Acta l'associazione dei freelance

Simili e differenti (ma siamo lavoratori indipendenti). Incontro alla CNA di Roma

| 5 giugno 2013 | LETTO: 1.492 VOLTE | 3 COMMENTI | Autore: | SHORT URL |

Il 21 maggio scorso Fabio Massi ed io abbiamo partecipato alla riunione della CNA professioni, alla quale era stata invitata anche ACTA. Ecco qualche veloce impressione sul contenuto e lo svolgimento della riunione.
CNA, Confederazione Nazionale dell'Artigianato e della Piccola e Media Impresa, ha preso atto, per quanto in ritardo, di quello che è stato definito “un vuoto di rappresentanza” nel mondo del lavoro autonomo che non si riconosce nei tradizionali settori del commercio e dell’artigianato, e ha costituito alla fine dello scorso anno la CNA Professioni, allo scopo di colmare proprio questo vuoto.
La neonata struttura è stata definita “un contenitore per le richieste e le istanze dei suoi associati”. In altre parole, la CNA Professioni si propone come un organismo di rappresentanza di secondo livello, interessato a riunire non i singoli lavoratori, ma le loro associazioni, in questo ricalcando le orme della Consulta delle Professioni della CGIL.
A supporto della sua “offerta”, la Confederazione ha sottolineato il diffuso radicamento sul territorio, la capacità di intermediazione tra gli associati (fino a ora singole imprese, medie o anche piccolissime), e soggetti vari, sia a livello privato (banche e istituti finanziari) che pubblici.
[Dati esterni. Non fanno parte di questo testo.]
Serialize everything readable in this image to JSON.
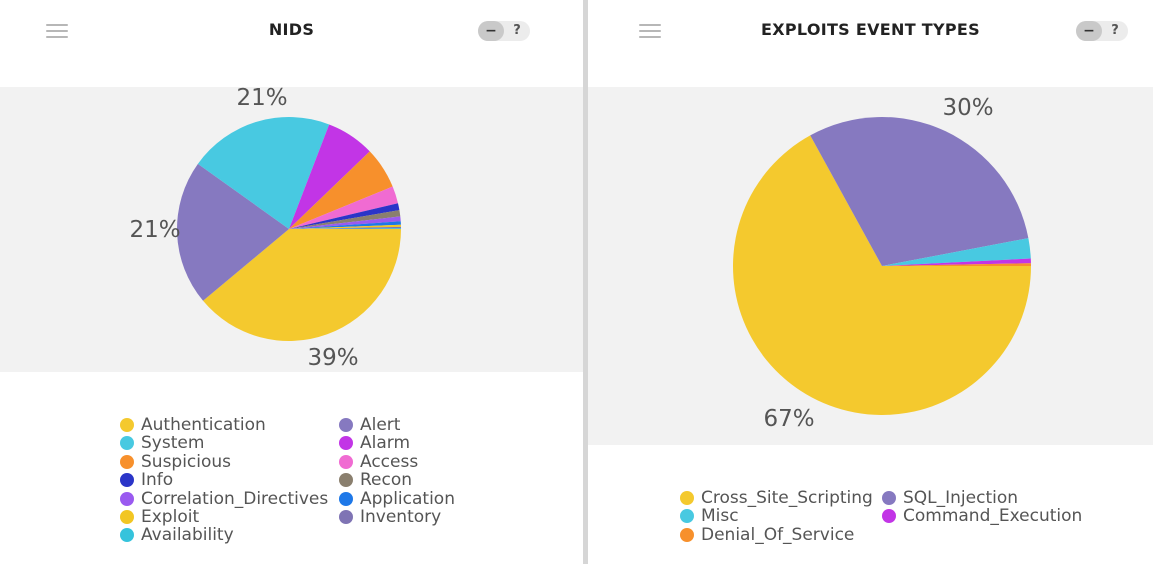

Alla domanda sulle loro intenzioni di agire a livello istituzionale nazionale, in una parola di fare lobbying a livello politico, dopo avere confermato l’iniquità dell’attuale aliquota previdenziale e di altre norme a noi sfavorevoli, l’impressione è stata che non sia tanto quello il piano sul quale la CNA ha programmato di muoversi (non a caso hanno più volte ripetuto di non conoscere a fondo i nostri problemi e che spetterà agli associati proporre tematiche e problematiche sulle quali intervenire), probabilmente perché non è quella la loro sfera di competenza tradizionale. Personalmente, la cosa che ho trovato più interessante è stato l’intervento del direttore della CNA, (anche dal punto di vista della qualità della persona, palesemente concreta e a una prima impressione sinceramente impegnata nell’azione, in quanto egli stesso lavoratore autonomo, proprietario di un’autofficina, o come si è autodefinito, “gommista”) che ci ha descritto l’interessante meccanismo operativo di Confcredito. Confcredito è un istituto a struttura cooperativa che offre garanzie a supporto dei finanziamenti/crediti concesse ai propri associati. A quanto pare, pur in presenza di tali garanzie (che possono arrivare fino al 50% dell’importo erogato, se ricordo bene) le maggiori banche oggi non soltanto non concedono nuovi fidi ma addirittura revocano quelli esistenti, anche a imprese con un ottimo standing creditizio, e questo in base a disposizioni emanate a livello centrale di ridurre di un terzo tutte le esposizioni, a cominciare dai clienti più piccoli e da quelli che operano in settori colpiti dalla crisi economica (anche se la singola impresa è perfettamente sana). La strategia di CNA, in questo caso, come ci è stato descritto, è stata quella di individuare e prendere contatti, su segnalazione dei soci, con banche che si dichiarano più disponibili a concedere credito alle imprese loro associate, come la Banca delle Marche, invitando tutti i soci a rivolgersi di preferenza a quegli stessi istituti.
In conclusione, il mio personale parere è che con CNA, così come con altri soggetti (e tutto fa supporre che altri se ne creeranno in futuro) è necessario parlare, trovare dei punti di contatto su campagne e obiettivi specifici, ma che le differenze di impostazione sono e rimangono, a tutti i livelli, assolutamente incolmabili.